Fibreline Ltd, upholstery suppliers of Hard Ings Road, pleaded guilty at Bradford and Keighley Magistrates' Court last month to failing to ensure the health of employees in part of the factory where the machinery was too loud.

The case was sent to Bradford Crown Court because magistrates felt their sentencing powers were insufficient.

Rebecca Hirst, prosecuting for the Health and Safety Executive, told the crown court yesterday an inspector found that noise levels in the feather and foam production areas were significantly above the legal limit.

The well-established company should have provided personal ear protectors for 40 staff most at risk, Miss Hirst said.

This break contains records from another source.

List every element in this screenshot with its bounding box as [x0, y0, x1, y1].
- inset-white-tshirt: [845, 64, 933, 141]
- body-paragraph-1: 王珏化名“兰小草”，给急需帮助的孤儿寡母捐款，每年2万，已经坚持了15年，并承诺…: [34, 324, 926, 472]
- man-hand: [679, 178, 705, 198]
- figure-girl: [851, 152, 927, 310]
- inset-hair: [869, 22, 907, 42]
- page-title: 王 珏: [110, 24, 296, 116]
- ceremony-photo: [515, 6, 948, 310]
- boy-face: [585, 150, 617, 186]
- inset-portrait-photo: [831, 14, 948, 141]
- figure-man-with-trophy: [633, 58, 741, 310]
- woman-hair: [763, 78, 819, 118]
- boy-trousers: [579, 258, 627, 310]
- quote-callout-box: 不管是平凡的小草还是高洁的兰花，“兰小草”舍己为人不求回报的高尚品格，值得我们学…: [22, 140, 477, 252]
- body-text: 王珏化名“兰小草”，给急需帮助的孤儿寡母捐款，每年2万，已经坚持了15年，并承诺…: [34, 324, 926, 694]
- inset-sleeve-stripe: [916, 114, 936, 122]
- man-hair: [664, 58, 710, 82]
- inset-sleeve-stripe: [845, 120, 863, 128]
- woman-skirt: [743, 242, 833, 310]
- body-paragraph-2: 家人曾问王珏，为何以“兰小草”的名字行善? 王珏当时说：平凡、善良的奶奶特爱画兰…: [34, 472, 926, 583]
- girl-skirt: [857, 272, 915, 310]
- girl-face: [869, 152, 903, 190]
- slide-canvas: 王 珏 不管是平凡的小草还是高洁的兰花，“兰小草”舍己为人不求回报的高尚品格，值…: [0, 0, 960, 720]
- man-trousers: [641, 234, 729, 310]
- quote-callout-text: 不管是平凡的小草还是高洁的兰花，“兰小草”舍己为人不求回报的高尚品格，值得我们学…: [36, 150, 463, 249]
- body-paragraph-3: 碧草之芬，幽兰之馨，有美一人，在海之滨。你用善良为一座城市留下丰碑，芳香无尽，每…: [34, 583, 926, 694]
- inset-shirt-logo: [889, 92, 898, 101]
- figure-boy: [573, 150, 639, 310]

She told the court: "From 2006 onwards, there was very little regard to the level of noise that was going on in the factory.

"It was a wholesale breach of regulations with damage to hearing foreseeable."

Miss Hirst conceded there was no proof that anyone's hearing had been damaged and no suggestion that the company put its profits above its obligations.

Barrister John Harrison, representing Fibreline, said it had been trading for 32 years and had a good safety record.

There was prompt admission of its responsibility and a timely guilty plea.

Although Fibreline had a very significant turnover, profits were subject to "an uncertain trading pattern."

When staff members watched their new feather pillow production machine being tested in Denmark, the operators were not wearing ear protectors. It was this machinery, installed in 2008, and changes made in 2011 when foam spray booths were moved together, that upped the noise levels.

Judge Jonathan Durham Hall QC said the Health and Safety Executive had been content for the case to stay at the lower court.

Fibreline was a long-established local company that had never been prosecuted before.

In 2006, when new noise regulations came in, it employed an independent firm to perform a risk assessment, but that turned out to be "wholly and clearly inadequate."

"There was a risk to the hearing of a very significant number of the 145 employees, and 40 were subjected to a very real risk," said the judge.

The company had paid out more than £23,000 to the Health and Safety Executive and co-operated fully with all its requirements.

Judge Durham Hall said it provided a valuable service in a highly competitive field and there was no profligacy in its salary structure.

Fibreline was fined £15,000, with £4,457 costs, all payable in 28 days.